Das sind die Anzeichen der heraufziehenden deutschen Wohnungskatastrophe. Noch können viele in der Stadt wohnen. Aber wehe, der Umzug droht – oder die Mieterhöhung flattert ins Haus. Das Problem wird von Linken gern auf die Mieten reduziert und von Rechten oft ganz ignoriert. Deutsche Städte haben schlicht und einfach zu wenig Wohnraum. Das ist keine Überraschung, sondern eine seit zwanzig Jahren hausgemachte deutsche Misere.

Die beginnt nicht mit Mieten oder Miethaien, die es leider zuhauf gibt, sondern beim Privateigentum – oder besser beim Mangel desselben. Leider ist es so, dass das reiche Deutschland viele Bürger hat, die viel, viel ärmer sind als Italiener oder Griechen. Denn letztere kaufen sich, sobald sie irgend können, eine Wohnung auf Kredit, oft schon in jungen Jahren. Deutsche nicht. Warum? Weil deutsche Wohnungspolitik das systematisch verhindert durch Auflagen und Steuern. Hierzulande ist das Mieten seliger denn Besitzen. Kaufen, heißt es, sei was für Reiche. Daraus folgt: Nur Mieter würden Schutz verdienen, nicht Käufer. Solche Kurzschlussweisheiten schaffen paradoxerweise Ungleichheit, treiben Wohnungspreise, befördern Gentrifizierung.

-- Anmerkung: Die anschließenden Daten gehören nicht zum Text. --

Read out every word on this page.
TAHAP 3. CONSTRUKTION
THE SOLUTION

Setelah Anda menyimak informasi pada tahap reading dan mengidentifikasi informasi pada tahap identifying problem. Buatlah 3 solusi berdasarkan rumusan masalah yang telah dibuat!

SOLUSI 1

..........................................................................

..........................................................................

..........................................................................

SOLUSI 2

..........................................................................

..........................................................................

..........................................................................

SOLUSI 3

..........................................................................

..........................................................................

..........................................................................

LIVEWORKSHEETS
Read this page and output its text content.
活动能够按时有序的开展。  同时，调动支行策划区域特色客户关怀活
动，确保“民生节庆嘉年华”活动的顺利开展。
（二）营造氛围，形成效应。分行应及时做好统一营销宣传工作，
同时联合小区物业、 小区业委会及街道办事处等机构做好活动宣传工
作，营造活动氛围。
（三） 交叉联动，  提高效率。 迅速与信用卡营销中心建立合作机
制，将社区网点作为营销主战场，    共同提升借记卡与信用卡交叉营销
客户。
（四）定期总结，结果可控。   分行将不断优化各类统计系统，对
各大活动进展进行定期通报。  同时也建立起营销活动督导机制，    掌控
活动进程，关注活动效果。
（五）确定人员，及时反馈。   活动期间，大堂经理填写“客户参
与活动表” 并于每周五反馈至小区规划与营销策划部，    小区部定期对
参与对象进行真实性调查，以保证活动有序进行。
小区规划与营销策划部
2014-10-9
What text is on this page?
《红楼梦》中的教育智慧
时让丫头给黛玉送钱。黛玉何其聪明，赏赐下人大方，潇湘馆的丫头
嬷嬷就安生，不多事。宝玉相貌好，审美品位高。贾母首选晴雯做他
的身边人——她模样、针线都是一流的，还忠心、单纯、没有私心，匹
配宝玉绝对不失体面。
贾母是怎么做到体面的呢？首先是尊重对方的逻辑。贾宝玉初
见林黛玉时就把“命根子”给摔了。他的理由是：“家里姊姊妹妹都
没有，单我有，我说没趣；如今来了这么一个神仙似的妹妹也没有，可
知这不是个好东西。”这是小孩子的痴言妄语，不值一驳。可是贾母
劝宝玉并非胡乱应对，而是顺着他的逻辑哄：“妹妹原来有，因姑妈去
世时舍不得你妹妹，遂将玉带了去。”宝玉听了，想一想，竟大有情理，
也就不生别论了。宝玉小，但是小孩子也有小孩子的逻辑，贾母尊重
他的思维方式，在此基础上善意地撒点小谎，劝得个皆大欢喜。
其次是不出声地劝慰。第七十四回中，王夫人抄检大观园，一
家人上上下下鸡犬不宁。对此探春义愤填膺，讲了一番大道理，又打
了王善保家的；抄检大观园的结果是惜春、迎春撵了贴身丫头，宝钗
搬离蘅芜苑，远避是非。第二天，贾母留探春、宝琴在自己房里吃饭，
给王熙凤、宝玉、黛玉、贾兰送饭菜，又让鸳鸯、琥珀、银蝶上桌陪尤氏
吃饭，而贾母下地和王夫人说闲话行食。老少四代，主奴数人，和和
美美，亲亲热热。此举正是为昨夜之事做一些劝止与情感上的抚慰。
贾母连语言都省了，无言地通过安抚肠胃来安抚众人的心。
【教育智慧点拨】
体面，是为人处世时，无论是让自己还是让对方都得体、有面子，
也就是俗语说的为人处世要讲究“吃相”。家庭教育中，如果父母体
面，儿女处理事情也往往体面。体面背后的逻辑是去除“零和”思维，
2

Schauen wir uns an, was jemand erleben muss, der zum ersten Mal im Leben eine Wohnung oder ein Häuschen kauft. Zusätzlich zum Kaufpreis zahlt er Grunderwerbssteuer, die in kaum einem anderen Land so hoch ist wie in Deutschland, bis zu 6,5 Prozent. Er zahlt vierstellige Gebühren an Grundbuchämter und Justizkassen. Er entlohnt den Notar und den Makler – oft fünfstellig. Verkauft er die Wohnung, will er das natürlich wieder haben. So steigen Wohnungspreise. Gegen Neubauten, die wir in der Wohnungskrise so dringend brauchen, haben die Gemeinden obendrein eine abschreckend hohe Grundsteuer verhängt.

Bei den eigenen vier Wänden langt der Staat also kräftig zu. Gibt er auch was zurück? Nicht einen Cent. Wer in der eigenen Wohnung lebt, darf nichts von der Steuer abziehen, weder Kreditzinsen noch Renovierung noch irgendetwas. Das war mal anders. In den 1960er und 1970er Jahren, als Wohnraum auch schon knapp war, betrieb der Staat sozialen Wohnungsbau. Für Käufer spendierte er die „7b-Abschreibung“, dazu Kindergeld fürs Bauen, später die Eigenheimzulage. In den 1980er Jahren senkte die Regierung gezielt die Grunderwerbssteuer. Man baute und förderte Eigentum – und überwand die Wohnkrise.

Heute sehen die Gemeinden Eigentum als bequeme Melkstelle in Zeiten von Rekordsteuereinnahmen an. Die Behörden treiben die Kosten durch immer neue Auflagen für Wärmedämmung und Brandschutz. Die Gemeinden verkaufen Bauland zu Höchstpreisen. Kein Wunder, dass sich Neubauten nur noch als Luxuspaläste lohnen.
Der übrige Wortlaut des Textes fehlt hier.